It ought to be no secret by now that ECMA damages the credibility of standards bodies as a whole. As we mentioned before, Microsoft is fully set and positioned to benefit from this, no matter the eventual outcome (it’s not over yet).

According to the following report, the assertions above can be further validated [via]

The report applies the Brinkburn Analysis™ to evaluate the validity of Ecma’s privileged status within ISO, one not enjoyed by any other Consortia, and criticises ECMA for having “virtually no representation for many points of view” and “no outreach and no liasons with other consortia”. Most damning of all is the conclusion in respect of OOXML - “It is a breach, almost, of common sense. Ecma, through its members, has created, with the exploitation of a loophole, a precedent that may well enable the breakdown of the formal standards process”.

The sadder development lies in the fact that ISO seems to be getting cozy with the IEEE at the moment.

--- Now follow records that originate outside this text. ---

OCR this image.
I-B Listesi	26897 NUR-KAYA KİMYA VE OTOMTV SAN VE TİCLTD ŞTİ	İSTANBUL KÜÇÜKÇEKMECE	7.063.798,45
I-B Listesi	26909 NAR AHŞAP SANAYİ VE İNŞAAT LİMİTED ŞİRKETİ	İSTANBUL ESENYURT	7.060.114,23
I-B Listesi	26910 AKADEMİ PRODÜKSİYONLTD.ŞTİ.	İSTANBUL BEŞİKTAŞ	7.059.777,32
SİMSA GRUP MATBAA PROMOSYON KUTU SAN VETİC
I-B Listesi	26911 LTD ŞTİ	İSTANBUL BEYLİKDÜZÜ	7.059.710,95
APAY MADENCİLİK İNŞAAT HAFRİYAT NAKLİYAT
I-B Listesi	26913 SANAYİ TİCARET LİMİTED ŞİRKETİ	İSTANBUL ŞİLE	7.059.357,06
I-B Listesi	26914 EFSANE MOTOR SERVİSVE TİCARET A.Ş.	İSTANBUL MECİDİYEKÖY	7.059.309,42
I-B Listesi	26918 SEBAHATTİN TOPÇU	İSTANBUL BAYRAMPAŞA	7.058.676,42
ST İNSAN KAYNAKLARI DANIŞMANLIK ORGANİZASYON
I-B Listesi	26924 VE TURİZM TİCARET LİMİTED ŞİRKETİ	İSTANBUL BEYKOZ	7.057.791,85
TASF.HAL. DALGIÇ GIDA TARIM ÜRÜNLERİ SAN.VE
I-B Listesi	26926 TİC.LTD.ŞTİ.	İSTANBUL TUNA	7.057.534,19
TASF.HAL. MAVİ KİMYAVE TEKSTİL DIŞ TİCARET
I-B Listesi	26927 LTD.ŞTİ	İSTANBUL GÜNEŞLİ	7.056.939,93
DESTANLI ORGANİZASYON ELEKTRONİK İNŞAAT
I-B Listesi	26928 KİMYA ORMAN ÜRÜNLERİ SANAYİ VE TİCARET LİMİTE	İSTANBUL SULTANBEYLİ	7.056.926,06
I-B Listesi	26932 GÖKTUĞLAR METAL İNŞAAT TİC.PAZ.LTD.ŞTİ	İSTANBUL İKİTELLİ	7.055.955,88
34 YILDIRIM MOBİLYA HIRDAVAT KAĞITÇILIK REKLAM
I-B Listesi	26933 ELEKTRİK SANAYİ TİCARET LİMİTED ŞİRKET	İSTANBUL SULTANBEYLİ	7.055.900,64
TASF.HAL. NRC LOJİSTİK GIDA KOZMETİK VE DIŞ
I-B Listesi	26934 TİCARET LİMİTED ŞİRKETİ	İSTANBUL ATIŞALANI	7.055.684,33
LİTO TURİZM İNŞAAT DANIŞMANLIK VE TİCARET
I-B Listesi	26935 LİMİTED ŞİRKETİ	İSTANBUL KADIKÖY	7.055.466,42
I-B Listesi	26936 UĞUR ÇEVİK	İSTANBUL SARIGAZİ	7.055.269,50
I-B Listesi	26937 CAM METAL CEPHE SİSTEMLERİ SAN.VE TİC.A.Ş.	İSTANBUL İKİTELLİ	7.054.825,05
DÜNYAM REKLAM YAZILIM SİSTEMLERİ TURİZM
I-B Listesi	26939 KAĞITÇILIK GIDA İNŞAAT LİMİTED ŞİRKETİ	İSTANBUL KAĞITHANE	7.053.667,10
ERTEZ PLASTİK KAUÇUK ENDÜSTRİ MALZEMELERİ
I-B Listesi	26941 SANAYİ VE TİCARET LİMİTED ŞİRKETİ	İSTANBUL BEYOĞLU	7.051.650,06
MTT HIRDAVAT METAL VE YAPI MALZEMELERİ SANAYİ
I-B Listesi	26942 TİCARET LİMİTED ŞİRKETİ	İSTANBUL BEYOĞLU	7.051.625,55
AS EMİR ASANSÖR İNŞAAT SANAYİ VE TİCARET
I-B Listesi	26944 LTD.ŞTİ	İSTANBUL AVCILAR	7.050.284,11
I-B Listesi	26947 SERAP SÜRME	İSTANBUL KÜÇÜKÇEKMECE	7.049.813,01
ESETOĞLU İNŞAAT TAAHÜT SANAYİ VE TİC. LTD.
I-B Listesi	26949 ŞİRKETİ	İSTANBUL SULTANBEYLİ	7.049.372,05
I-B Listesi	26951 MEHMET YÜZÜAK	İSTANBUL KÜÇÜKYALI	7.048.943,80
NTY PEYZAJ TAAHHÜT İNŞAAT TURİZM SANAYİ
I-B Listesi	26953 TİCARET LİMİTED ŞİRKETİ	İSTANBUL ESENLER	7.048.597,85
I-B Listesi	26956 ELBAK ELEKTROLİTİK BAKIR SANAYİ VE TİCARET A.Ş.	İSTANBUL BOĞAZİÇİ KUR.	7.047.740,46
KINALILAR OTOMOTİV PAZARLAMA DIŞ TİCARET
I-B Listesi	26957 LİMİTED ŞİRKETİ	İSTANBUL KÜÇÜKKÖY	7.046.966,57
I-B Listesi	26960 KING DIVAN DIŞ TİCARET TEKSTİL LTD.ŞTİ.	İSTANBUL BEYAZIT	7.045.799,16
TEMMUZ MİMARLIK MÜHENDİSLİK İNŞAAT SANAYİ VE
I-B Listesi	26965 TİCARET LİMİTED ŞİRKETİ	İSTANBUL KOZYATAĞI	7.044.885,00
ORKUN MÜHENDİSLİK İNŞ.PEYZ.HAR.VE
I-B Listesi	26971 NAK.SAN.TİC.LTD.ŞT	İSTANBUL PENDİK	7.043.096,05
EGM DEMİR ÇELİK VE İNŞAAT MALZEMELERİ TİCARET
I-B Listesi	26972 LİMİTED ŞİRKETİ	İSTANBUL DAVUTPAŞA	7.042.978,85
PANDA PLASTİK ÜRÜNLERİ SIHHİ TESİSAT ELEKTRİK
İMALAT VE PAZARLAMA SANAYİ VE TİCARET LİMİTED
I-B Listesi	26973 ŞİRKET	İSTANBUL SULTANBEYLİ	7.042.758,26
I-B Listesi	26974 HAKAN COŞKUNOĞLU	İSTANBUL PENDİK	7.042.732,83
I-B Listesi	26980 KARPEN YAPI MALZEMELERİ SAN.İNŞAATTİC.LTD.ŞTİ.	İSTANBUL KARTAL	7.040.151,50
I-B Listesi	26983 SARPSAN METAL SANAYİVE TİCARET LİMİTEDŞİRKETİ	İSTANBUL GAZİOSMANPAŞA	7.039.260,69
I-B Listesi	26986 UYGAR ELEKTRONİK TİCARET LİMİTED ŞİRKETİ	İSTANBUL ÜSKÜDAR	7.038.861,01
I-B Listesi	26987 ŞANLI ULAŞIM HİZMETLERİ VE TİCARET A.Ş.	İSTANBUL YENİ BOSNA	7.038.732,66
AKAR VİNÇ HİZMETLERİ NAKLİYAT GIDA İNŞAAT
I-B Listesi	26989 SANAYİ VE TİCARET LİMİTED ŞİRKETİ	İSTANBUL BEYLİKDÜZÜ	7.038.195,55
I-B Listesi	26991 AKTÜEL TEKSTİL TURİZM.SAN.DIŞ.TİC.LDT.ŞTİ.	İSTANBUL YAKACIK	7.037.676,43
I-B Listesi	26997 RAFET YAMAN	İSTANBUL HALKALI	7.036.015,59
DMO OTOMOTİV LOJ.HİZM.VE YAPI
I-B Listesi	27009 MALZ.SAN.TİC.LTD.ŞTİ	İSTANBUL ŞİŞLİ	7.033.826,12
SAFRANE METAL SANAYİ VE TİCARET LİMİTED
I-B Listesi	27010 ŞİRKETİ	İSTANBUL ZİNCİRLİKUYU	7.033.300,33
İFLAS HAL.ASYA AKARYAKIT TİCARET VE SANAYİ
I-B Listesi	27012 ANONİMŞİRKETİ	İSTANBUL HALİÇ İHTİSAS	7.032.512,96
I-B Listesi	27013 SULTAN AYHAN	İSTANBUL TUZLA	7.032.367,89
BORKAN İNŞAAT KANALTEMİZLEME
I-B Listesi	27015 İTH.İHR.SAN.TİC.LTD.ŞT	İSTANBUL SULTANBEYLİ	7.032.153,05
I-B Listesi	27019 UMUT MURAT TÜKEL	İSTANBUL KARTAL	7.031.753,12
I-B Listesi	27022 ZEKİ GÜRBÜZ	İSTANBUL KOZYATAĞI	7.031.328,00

It could do to the IEEE what ECMA did to ISO and what Microsoft probably did to ECMA ( “you are well paid, shut up”).

“Trying to help ISO rather than slam it is probably the way to go, but it’s hard.”Trying to help ISO rather than slam it is probably the way to go, but it’s hard. Alex Brown denies or defends problems he knew about all along, for example. He is probably trying to save himself from being sacked, having attempted a hideaway. Other in ISO lied as well.

Similar situation and solutions might as well apply to the Linux Foundation, but in a very different context. OSDL’s ’successor’ is important. Let’s try to mend it, not slam it. It can be used against GNU/Linux otherwise (the civil wars routine), but it’s not quite the same case with ECMA and ISO, whose significance is greater to standards, not source code.